When the former civil servant and Pakistani author Ayesha Siddiqa’s book Military Inc. was first published in 2007, it caused a furor of sorts in Pakistan. In the book, Siddiqa wrote about “Milbus”—a term she coined to describe “military capital that is used for the personal benefit of the military fraternity, especially the officer cadre, but is neither recorded nor part of the defense budget.” For her research, she relied on government documents and extensive interviews with former military generals. She reported in the book that those associated with the military in Pakistan owned a diverse set of businesses and had amassed great personal wealth, all the while making it appear that Pakistan was instead undergoing economic growth. At the time of its publication, the administration had blocked the book’s release, and many in Pakistan termed Siddiqa a traitor to her nation. However, her book subsequently, found an audience, and critical acclaim.
In the second edition of the book, which was recently published in India, Siddiqa added a new chapter on the military’s expanding control over Pakistani media. In the following excerpt from the chapter, she discusses how the military made forays into controlling the media, and the manner in which it was represented in popular culture.
While a similar pattern of presenting internal conflict as externally driven violence could be found in India too, in Pakistan’s case the issue is a bit more complex.
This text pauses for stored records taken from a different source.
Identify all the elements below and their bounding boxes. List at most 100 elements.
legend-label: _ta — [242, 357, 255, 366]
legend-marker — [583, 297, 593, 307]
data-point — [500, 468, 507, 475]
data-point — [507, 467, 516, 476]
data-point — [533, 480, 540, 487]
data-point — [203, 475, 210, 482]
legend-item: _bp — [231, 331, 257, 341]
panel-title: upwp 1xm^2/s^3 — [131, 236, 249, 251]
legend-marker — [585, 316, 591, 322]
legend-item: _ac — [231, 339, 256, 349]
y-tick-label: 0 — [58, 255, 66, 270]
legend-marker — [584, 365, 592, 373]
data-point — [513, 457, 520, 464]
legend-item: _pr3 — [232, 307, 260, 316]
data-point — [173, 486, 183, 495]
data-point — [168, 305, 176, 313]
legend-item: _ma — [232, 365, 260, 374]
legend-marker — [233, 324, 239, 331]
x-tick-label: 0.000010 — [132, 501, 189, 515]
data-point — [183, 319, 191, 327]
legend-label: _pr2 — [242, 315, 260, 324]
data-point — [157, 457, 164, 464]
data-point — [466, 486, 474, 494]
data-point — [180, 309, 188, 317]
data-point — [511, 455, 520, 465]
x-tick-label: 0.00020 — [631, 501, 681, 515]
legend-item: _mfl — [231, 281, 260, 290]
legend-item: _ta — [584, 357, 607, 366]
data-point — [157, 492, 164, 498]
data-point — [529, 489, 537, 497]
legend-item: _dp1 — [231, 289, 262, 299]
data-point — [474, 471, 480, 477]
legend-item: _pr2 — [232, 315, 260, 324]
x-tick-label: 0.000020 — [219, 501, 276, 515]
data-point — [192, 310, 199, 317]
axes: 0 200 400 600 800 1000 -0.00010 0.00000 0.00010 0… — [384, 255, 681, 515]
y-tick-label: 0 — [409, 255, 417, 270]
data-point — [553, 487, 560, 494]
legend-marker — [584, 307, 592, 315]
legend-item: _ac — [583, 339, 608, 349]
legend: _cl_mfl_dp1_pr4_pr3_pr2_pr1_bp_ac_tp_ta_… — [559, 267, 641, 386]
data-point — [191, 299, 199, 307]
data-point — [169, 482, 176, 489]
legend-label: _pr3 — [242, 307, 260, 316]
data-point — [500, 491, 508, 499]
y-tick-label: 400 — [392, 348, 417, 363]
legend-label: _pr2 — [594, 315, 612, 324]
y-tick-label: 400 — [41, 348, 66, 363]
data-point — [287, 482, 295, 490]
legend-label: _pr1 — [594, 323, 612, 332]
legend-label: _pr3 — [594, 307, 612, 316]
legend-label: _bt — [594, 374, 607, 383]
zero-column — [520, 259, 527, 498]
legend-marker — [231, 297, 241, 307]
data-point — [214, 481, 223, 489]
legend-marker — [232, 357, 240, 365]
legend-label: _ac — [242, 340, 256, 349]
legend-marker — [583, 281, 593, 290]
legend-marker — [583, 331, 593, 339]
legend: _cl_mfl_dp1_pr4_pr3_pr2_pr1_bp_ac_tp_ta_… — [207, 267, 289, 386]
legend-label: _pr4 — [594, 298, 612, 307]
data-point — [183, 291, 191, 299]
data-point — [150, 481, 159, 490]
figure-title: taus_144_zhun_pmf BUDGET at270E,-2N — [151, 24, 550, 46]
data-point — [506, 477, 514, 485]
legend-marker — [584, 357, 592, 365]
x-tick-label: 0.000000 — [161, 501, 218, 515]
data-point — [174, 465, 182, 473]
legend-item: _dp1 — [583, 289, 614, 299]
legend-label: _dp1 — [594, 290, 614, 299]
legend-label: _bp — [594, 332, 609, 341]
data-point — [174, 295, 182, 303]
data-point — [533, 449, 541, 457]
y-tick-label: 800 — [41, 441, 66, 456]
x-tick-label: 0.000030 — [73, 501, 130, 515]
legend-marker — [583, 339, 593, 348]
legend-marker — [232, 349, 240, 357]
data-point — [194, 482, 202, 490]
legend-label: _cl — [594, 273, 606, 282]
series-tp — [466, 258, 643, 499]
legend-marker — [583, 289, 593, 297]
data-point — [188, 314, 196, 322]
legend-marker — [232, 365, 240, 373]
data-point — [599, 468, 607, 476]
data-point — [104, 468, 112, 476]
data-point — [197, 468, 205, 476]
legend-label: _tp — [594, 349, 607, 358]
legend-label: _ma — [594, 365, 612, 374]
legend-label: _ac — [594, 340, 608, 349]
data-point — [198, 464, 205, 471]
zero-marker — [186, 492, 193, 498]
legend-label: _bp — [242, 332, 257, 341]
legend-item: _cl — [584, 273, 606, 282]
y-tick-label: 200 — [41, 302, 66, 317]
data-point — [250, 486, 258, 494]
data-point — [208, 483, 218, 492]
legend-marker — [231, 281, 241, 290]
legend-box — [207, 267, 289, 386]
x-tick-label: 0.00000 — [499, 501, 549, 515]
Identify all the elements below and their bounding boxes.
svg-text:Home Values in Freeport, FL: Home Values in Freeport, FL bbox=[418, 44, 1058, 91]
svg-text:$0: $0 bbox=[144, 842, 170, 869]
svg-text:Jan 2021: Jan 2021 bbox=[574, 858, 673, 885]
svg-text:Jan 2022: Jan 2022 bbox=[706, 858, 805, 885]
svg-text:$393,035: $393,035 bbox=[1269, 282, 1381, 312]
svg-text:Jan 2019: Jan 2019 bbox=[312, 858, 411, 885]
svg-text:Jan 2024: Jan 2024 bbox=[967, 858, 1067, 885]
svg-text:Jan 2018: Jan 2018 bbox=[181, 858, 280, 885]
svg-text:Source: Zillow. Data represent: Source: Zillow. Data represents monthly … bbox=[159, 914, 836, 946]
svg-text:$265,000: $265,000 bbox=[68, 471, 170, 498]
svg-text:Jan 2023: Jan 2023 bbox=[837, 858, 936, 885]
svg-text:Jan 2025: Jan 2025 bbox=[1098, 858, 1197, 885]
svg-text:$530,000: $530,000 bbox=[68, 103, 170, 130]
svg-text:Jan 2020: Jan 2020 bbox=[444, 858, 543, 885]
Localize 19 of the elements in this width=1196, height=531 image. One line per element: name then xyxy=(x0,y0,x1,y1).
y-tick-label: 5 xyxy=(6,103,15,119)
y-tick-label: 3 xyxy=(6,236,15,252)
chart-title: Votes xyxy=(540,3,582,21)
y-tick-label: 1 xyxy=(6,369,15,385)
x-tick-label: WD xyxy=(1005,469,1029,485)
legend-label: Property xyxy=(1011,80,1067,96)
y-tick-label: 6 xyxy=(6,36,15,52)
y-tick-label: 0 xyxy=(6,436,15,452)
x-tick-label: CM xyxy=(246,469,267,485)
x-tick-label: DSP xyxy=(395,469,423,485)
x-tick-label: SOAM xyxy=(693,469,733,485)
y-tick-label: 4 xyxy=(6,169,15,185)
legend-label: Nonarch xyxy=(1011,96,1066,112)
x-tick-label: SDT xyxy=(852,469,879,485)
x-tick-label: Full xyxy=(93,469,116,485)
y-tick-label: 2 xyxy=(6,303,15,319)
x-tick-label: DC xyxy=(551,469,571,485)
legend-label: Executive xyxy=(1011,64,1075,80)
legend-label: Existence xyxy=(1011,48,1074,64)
The country’s army is as uncomfortable with ethnic politics as the founding father, who referred to ethnic politics as a ‘menace’ that had to be fought. The ongoing conflict in Baluchistan is a reminder of holes in the fabric of nationalism that Jinnah tried to build or that is now being constructed by the military or some of the right-wing forces. Since expanding the media, the army appears to have very systematically encouraged a security-establishment friendly narrative but has also developed a new nationalist discourse to keep its institution relevant not only for the state but for society as well. With the help of the media, the security establishment has managed to affect people’s thinking. The image of a nationalist soldier, who is highly professional, yet upholds the religious and cultural values of an Islamic republic, have fed the nationalist discourse. In order to influence both the narrative and the discourse, the military has developed an extensive communication structure and a strategy to engage with the formal civil society and with society at large.